1.	Biology of embryonic stem cells Michael B. Morris, Joy Rathjen, Rebecca A. Keough and Peter D. Rathjen

1.1 Introduction

The first reports of cultured pluripotent mouse embryonic stem (ES) cell lines appeared more than 20 years ago (Evans and Kaufman, 1981; Martin, 1981). Early optimism that equivalent cell lines could be established from other mammalian species was not realized and until recently the mouse remained the only mammalian species from which stable pluripotent cell lines could be isolated. Accordingly, mouse ES cells have become the paradigm for the study and exploitation of mammalian stem cells. The greatest impact of ES cells over the last 20 years has been the development of gene targeting technology, in which ES cells provide a vector for the creation and analysis of precise alterations to the mouse genome. Experimental analysis and manipulation of ES cells has also increased our knowledge of the biochemical basis of pluripotence and extended our understanding of embryogenesis, principally in the processes of differentiation and cell fate determination. The lessons learned from mouse ES cells will inform the characterization of the recently established human ES cell lines (Thomson et al., 1998; Reubinoff et al., 2000), and the application of these cells to the study of human development and treatment of human disease.

1.2 Derivation and definition of mouse ES cells

The inner cell mass of the mouse blastocyst at about 4 days post-coitum is normally fated to form all cells and tissues of the embryo and extraembryonic yolk sac. Mouse ES cells were originally derived from this population of 20–40 pluripotent cells by culturing whole blastocysts or the surgically removed inner cell mass on a feeder layer of mitotically inactivated mouse embryonic fibroblasts (Brook and Gardner, 1997; Evans and Kaufman, 1981; Hogan et al., 1994; Martin, 1981). More recently, successful culture has been performed in medium supplemented with one of a number of cytokines from the interleukin 6 (IL-6) family (Nichols et al., 1990, 1994; Pease et al., 1990). After several days, proliferating cells are disaggregated and replated. Colonies with the undifferentiated morphology characteristic of pluripotent ES cells (Figure 1.1) can be selected and propagated clonally by disaggregating to a single-cell suspension and reseeding. Successful derivation of ES cells has been achieved using blastocysts obtained from particular inbred strains of mice, principally 129 and C57BL/6 (Brook and Gardner, 1997; Evans and Kaufman, 1981; Hogan et al., 1994; Kaufman et al., 1983; Martin, 1981), but derivation from other strains has proven problematic.

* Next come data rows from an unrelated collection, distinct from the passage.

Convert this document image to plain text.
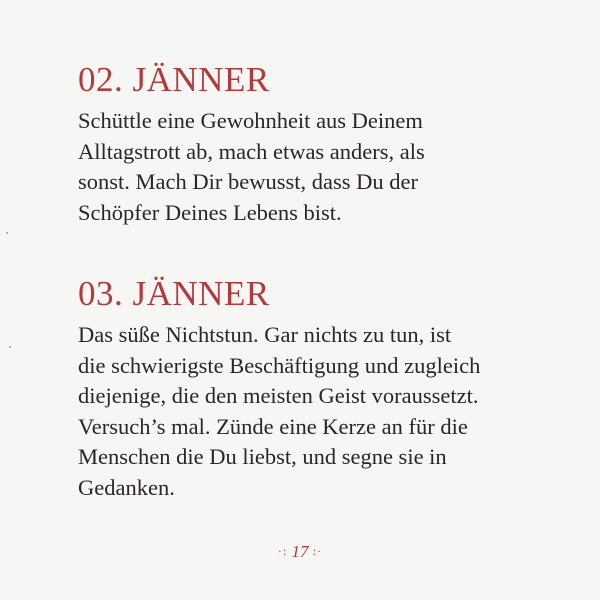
02. JÄNNER

Schüttle eine Gewohnheit aus Deinem
Alltagstrott ab, mach etwas anders, als
sonst. Mach Dir bewusst, dass Du der
Schöpfer Deines Lebens bist.

03. JÄNNER

Das süße Nichtstun. Gar nichts zu tun, ist
die schwierigste Beschäftigung und zugleich
diejenige, die den meisten Geist voraussetzt.
Versuch’s mal. Zünde eine Kerze an für die
Menschen die Du liebst, und segne sie in
Gedanken.

·: 17 :·
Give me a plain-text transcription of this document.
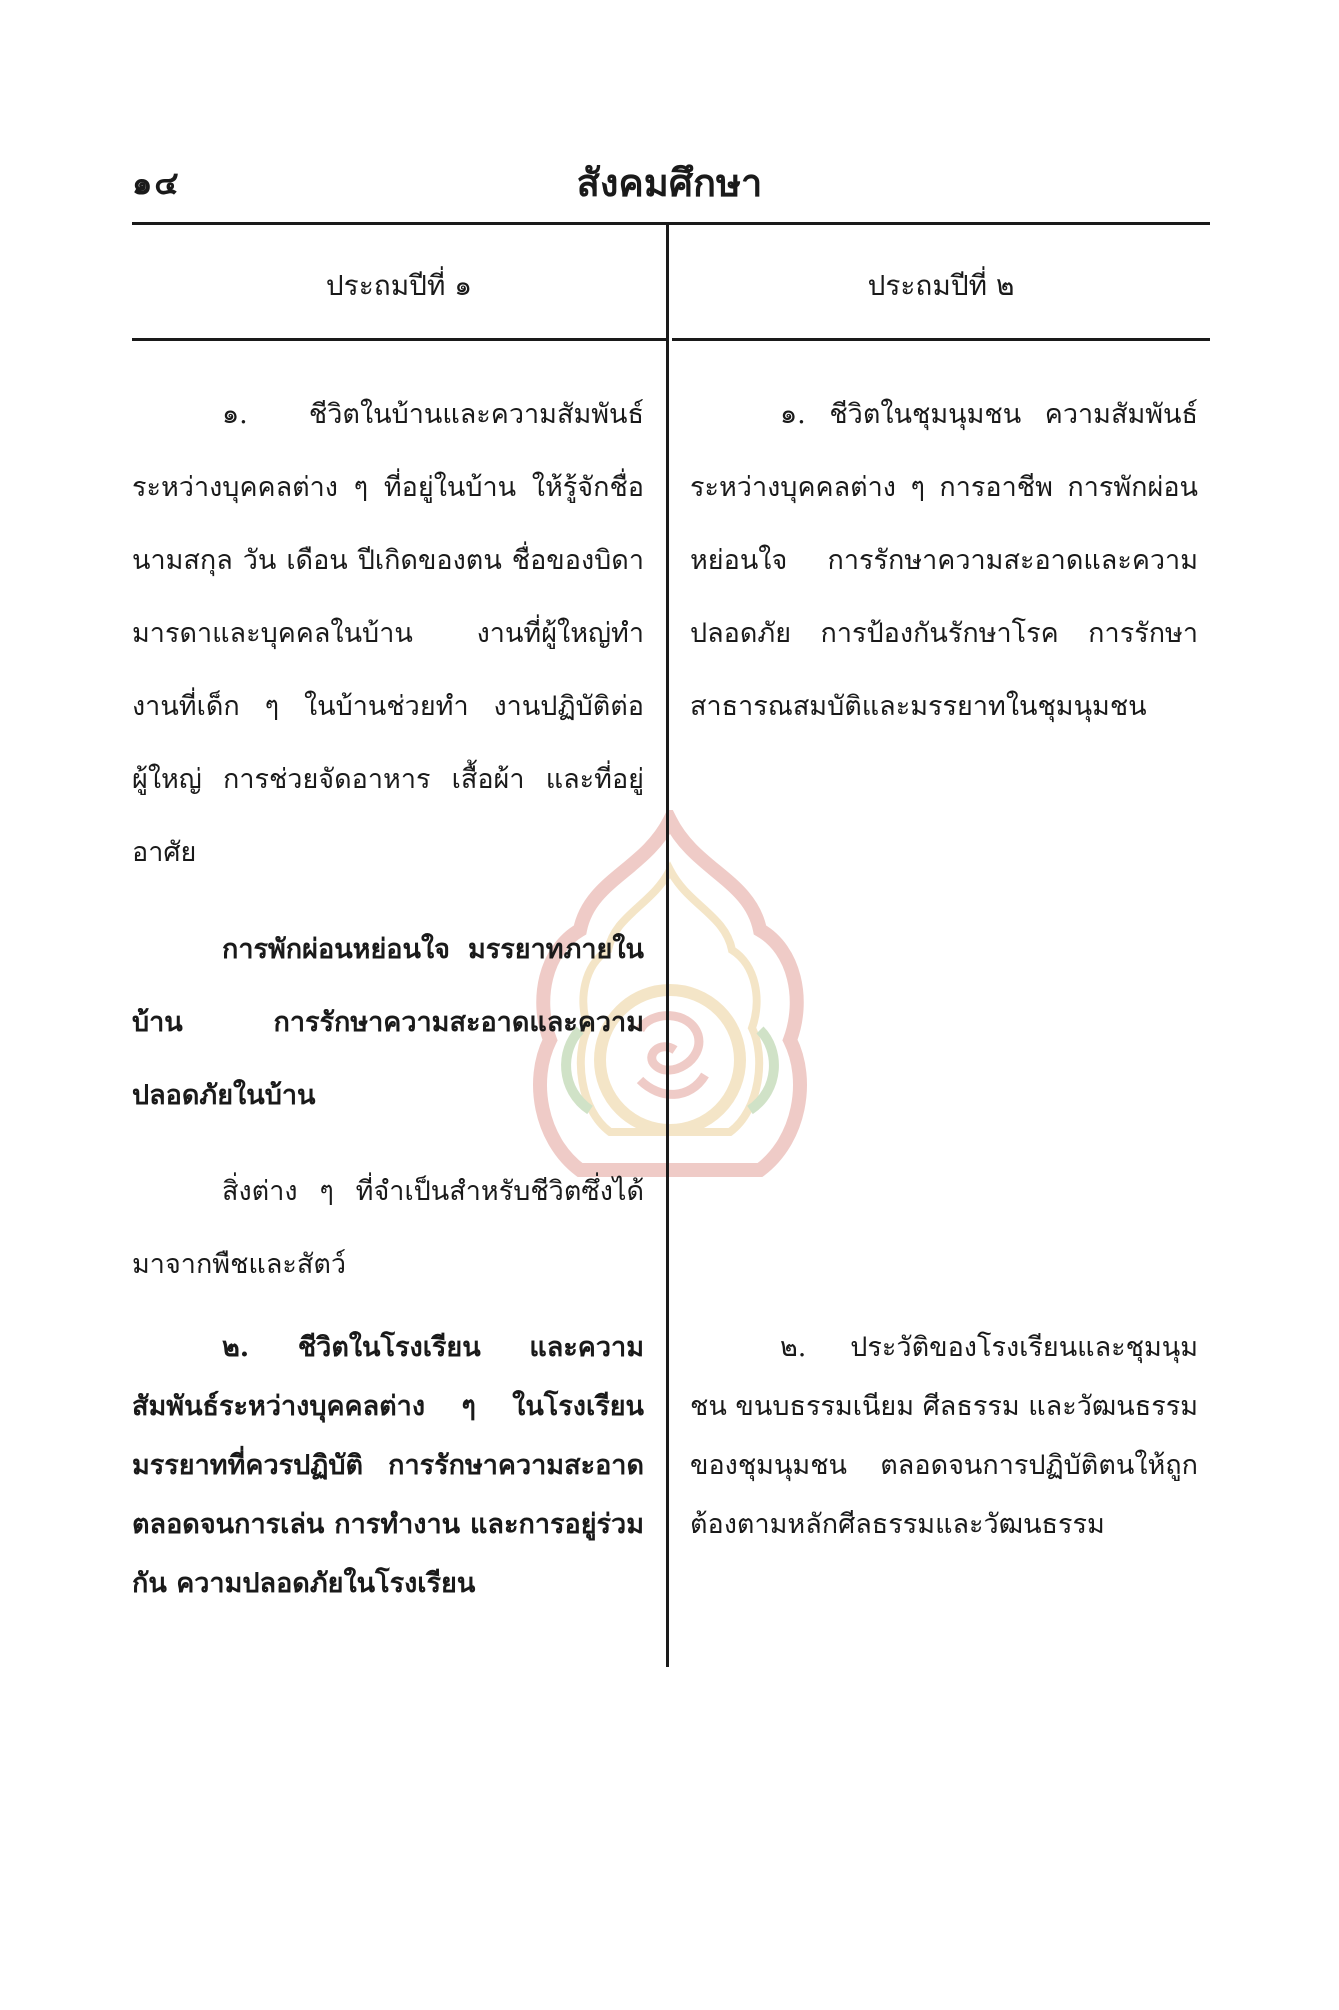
๑๔	สังคมศึกษา
ประถมปีที่ ๑	ประถมปีที่ ๒

๑. ชีวิตในบ้านและความสัมพันธ์ระหว่างบุคคลต่าง ๆ ที่อยู่ในบ้าน ให้รู้จักชื่อ นามสกุล วัน เดือน ปีเกิดของตน ชื่อของบิดามารดาและบุคคลในบ้าน งานที่ผู้ใหญ่ทำ งานที่เด็ก ๆ ในบ้านช่วยทำ งานปฏิบัติต่อผู้ใหญ่ การช่วยจัดอาหาร เสื้อผ้า และที่อยู่อาศัย

การพักผ่อนหย่อนใจ มรรยาทภายในบ้าน การรักษาความสะอาดและความปลอดภัยในบ้าน

สิ่งต่าง ๆ ที่จำเป็นสำหรับชีวิตซึ่งได้มาจากพืชและสัตว์

๒. ชีวิตในโรงเรียน และความสัมพันธ์ระหว่างบุคคลต่าง ๆ ในโรงเรียน มรรยาทที่ควรปฏิบัติ การรักษาความสะอาด ตลอดจนการเล่น การทำงาน และการอยู่ร่วมกัน ความปลอดภัยในโรงเรียน

๑. ชีวิตในชุมนุมชน ความสัมพันธ์ระหว่างบุคคลต่าง ๆ การอาชีพ การพักผ่อนหย่อนใจ การรักษาความสะอาดและความปลอดภัย การป้องกันรักษาโรค การรักษาสาธารณสมบัติและมรรยาทในชุมนุมชน

๒. ประวัติของโรงเรียนและชุมนุมชน ขนบธรรมเนียม ศีลธรรม และวัฒนธรรมของชุมนุมชน ตลอดจนการปฏิบัติตนให้ถูกต้องตามหลักศีลธรรมและวัฒนธรรม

1.2.1 Pluripotency of ES cells

A number of different approaches show that ES cells are pluripotent and can differentiate to form cell populations derived from all three primary germ layers, endoderm, ectoderm, and mesoderm. These include (1) directed and random differentiation of ES cells in culture (Bain et al., 1995; Doetschman et al., 1985; Guan et al., 1999; Lake et al., 2000; Nakano et al., 1994; Wobus et al., 1984), (2) implantation under the kidney capsule of adult mice resulting in the formation of teratomas (Damjanov et al., 1987; Kaufman et al., 1983), and (3) introduction into the mouse morula or blastocyst resulting in chimeras in which the ES cells contribute to all fetal and adult tissues including germ-line cells (Beddington and Robertson, 1989; Bradley et al., 1984; Lallemand and Brulet, 1990; Smith, 1992; Wood et al., 1993).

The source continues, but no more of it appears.